There is a much more general, more lovely, all-pole encompassing formula for determining residues. We start off by examining the Laurent series of a function:

${\displaystyle f(z)=\sum _{n=-\infty }^{\infty }a_{n}(z-z_{0})^{n}}$

And when examining the expansion we note that if we want the residue of the simple pole of a function, we want the coefficient ${\displaystyle a_{-1}}$. The second order pole, ${\displaystyle a_{-2}}$, and so on.

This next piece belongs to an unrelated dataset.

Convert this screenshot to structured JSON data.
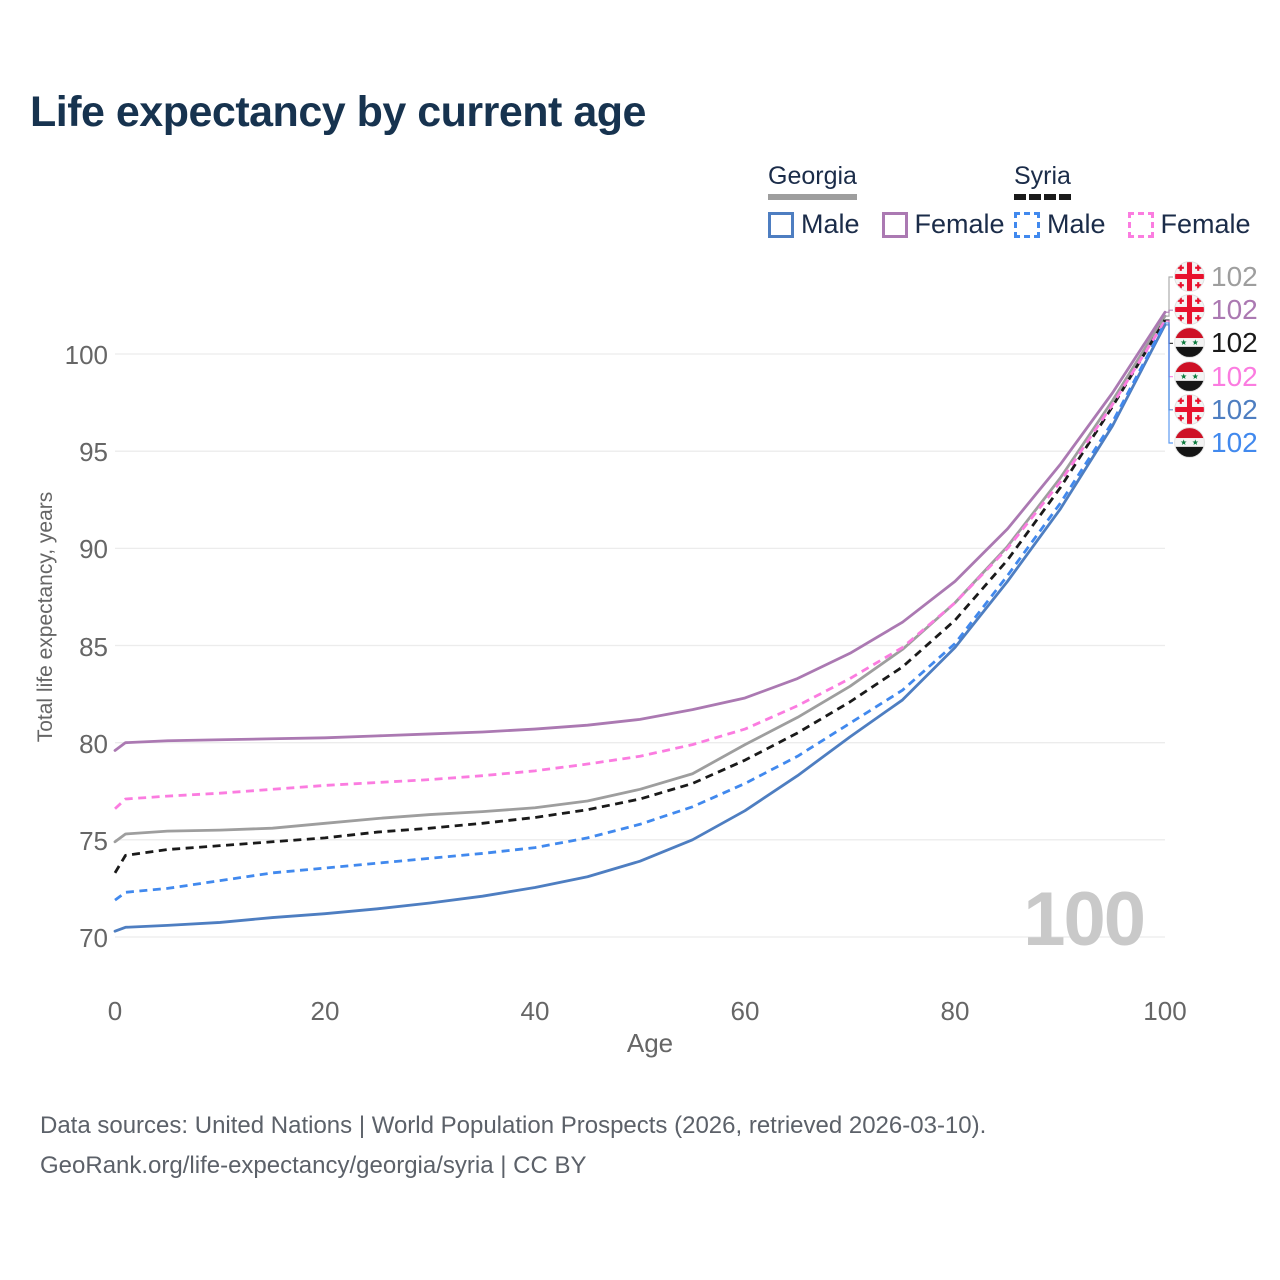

In order to really see what's going on in the formula, it's best to look at the expansion:

${\displaystyle f(z)=...+{\frac {a_{-2}}{(z-z_{0})^{2}}}+{\frac {a_{-1}}{(z-z_{0})}}+a_{0}+a_{1}(z-z_{0})+a_{2}(z-z_{0})^{2}+...}$

Say we want the residue of ${\displaystyle z_{0}}$ from a function with a 2nd-order pole about that point, we first multiply by ${\displaystyle (z-z_{0})^{2}}$:

${\displaystyle f(z)={\frac {a_{-2}}{(z-z_{0})^{2}}}+{\frac {a_{-1}}{(z-z_{0})}}+a_{0}+a_{1}(z-z_{0})+a_{2}(z-z_{0})^{2}+...}$

${\displaystyle (z-z_{0})^{2}f(z)=a_{-2}+a_{-1}(z-z_{0})+...\,}$

We now want to isolate the ${\displaystyle a_{-1}}$ term, so we take a derivative:

${\displaystyle g(z)={\frac {d}{dz}}((z-z_{0})^{2}f(z))=a_{-1}+...}$

Now if we evaluate ${\displaystyle g}$ at ${\displaystyle z_{0}}$, the remaining terms will be zero, thus:

${\displaystyle g(z_{0})={\frac {d}{dz}}((z-z_{0})^{2}f(z))=a_{-1}}$

gets us the residue, from repeating this same procedure the general formula can be obtained quite easily.

## The Residue Formula

${\displaystyle \mathrm {Res} (f,z_{0})=\lim _{z\rightarrow z_{0}}{\frac {1}{(m-1)!}}{\frac {d^{m-1}}{dz^{m-1}}}{\Big (}(z-z_{0})^{m}\cdot f(z){\Big )}}$

Where ${\displaystyle z_{0}}$ is the point about which the residue is to be found, ${\displaystyle f}$ is the function.

There are some extra terms placed into this formula that weren't discussed above. The factorial eliminates the extra multiplied terms from the derivatives, and the limit deals with issues caused by a removable singularity.